Las proteínas reguladoras de la cremallera de leucina incluyen c-fos y c-jun (el factor de transcripción AP1), importantes reguladores del desarrollo normal, [16] así como miembros de la familia myc, incluidos myc , max y mxd1 . Si se producen en exceso o mutan en un área vital, pueden causar cáncer . [16]

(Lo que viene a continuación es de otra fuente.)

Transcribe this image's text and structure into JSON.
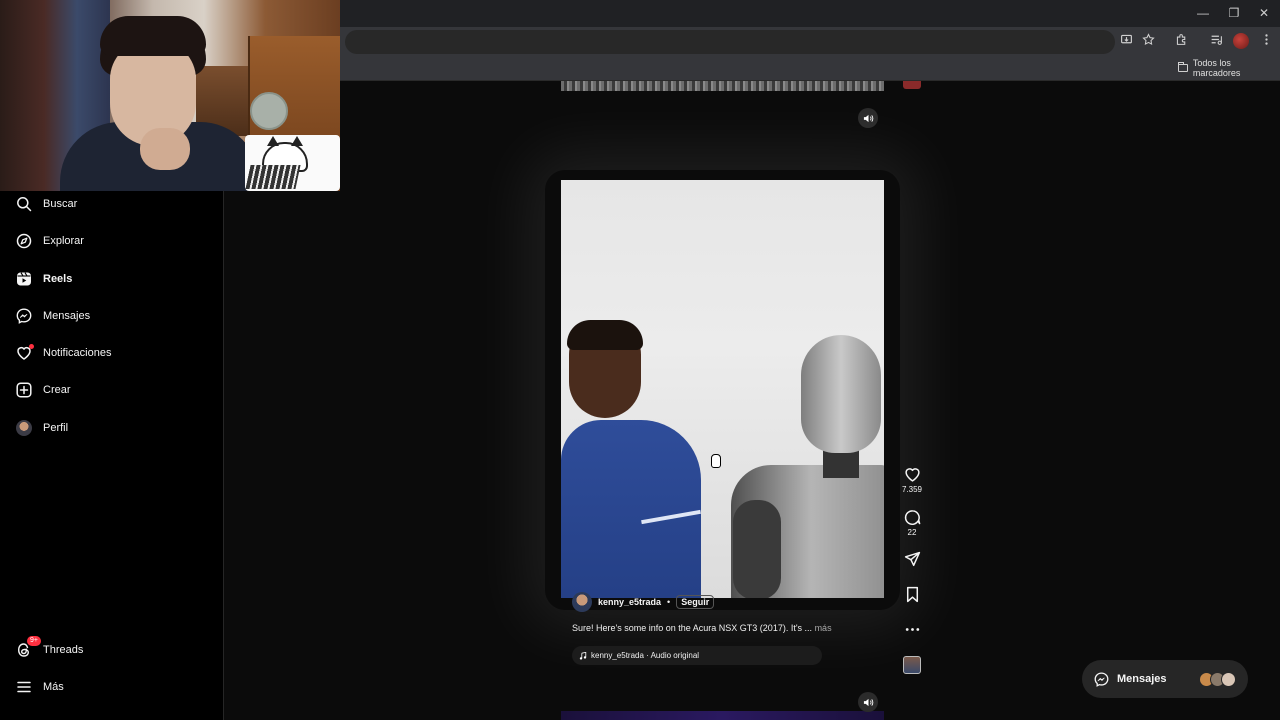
{
  "browser": {
    "bookmarks_label": "Todos los marcadores",
    "window_controls": {
      "minimize": "—",
      "restore": "❐",
      "close": "✕"
    }
  },
  "sidebar": {
    "items": [
      {
        "label": "Buscar",
        "icon": "search-icon"
      },
      {
        "label": "Explorar",
        "icon": "compass-icon"
      },
      {
        "label": "Reels",
        "icon": "reels-icon",
        "active": true
      },
      {
        "label": "Mensajes",
        "icon": "messenger-icon"
      },
      {
        "label": "Notificaciones",
        "icon": "heart-icon"
      },
      {
        "label": "Crear",
        "icon": "plus-square-icon"
      },
      {
        "label": "Perfil",
        "icon": "avatar"
      }
    ],
    "bottom": [
      {
        "label": "Threads",
        "icon": "threads-icon",
        "badge": "9+"
      },
      {
        "label": "Más",
        "icon": "menu-icon"
      }
    ]
  },
  "reel": {
    "author": "kenny_e5trada",
    "separator": "•",
    "follow_label": "Seguir",
    "caption": "Sure! Here's some info on the Acura NSX GT3 (2017). It's ...",
    "caption_more": "más",
    "audio": "kenny_e5trada · Audio original",
    "likes": "7.359",
    "comments": "22"
  },
  "messages_pill": {
    "label": "Mensajes"
  },
  "colors": {
    "accent_red": "#ff3040",
    "background": "#000000",
    "panel": "#262626"
  }
}
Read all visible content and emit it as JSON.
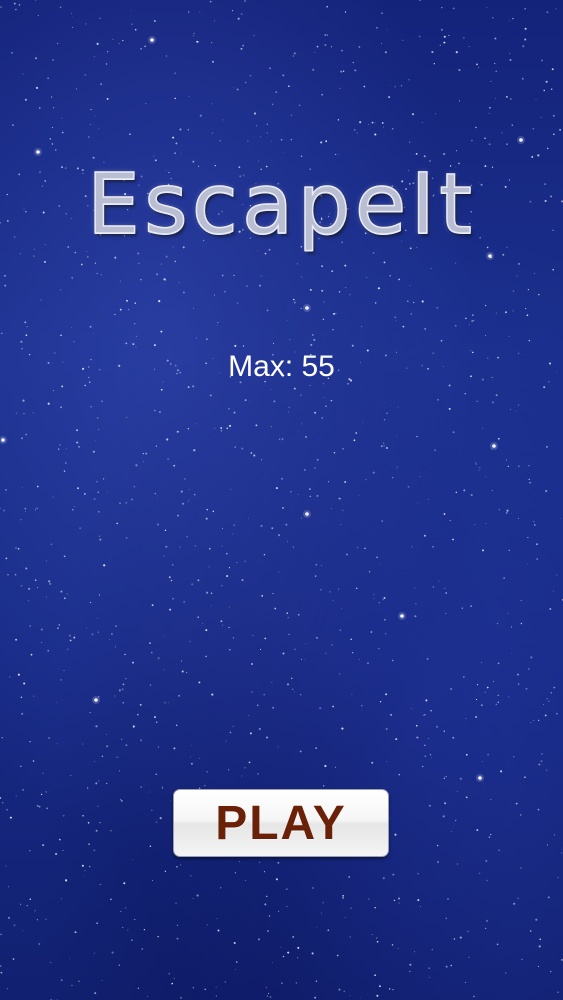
{
  "app": {
    "title": "EscapeIt"
  },
  "stats": {
    "max_label": "Max: 55"
  },
  "controls": {
    "play_label": "PLAY"
  },
  "colors": {
    "background": "#1a2f8c",
    "title_fill": "#b9bed2",
    "max_text": "#ffffff",
    "play_text": "#6b2108",
    "button_face": "#f4f4f4"
  }
}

Los factores de transcripción que contienen BZIP regulan varios procesos biológicos

La proteína regulada por interleucina 3 del factor nuclear que contiene bZIP ( NFIL3 ) es un represor de la transcripción que desempeña múltiples funciones en la regulación de varios procesos biológicos. La proteína NFIL3 tiene 462 aminoácidos, incluido un dominio b-ZIP. La porción N-terminal del dominio contiene el motivo básico, que se une directamente al ADN. La porción C-terminal del dominio b-ZIP contiene una región de cremallera de leucina anfipática, que media la homo- y hetero- dimerización.

La expresión del gen Nfil3 cambia junto con el ciclo circadiano y el NFIL3, como factor de represión, regula el ritmo circadiano. El NFIL3 compite con la proteína de unión al promotor de la albúmina del sitio D del activador de la transcripción ( DBP ) en la unión con los elementos de la caja D en el ADN, que es uno de los sitios de consenso del factor de transcripción circadiano. DBP es otra proteína bZIP y muestra una cartera opuesta de nivel de expresión al de NFIL3. Cuando el nivel de NFIL3 es alto, los genes bajo el control de los elementos de la caja D serán reprimidos. La sobreexpresión de Nfil3 acorta el ciclo circadiano.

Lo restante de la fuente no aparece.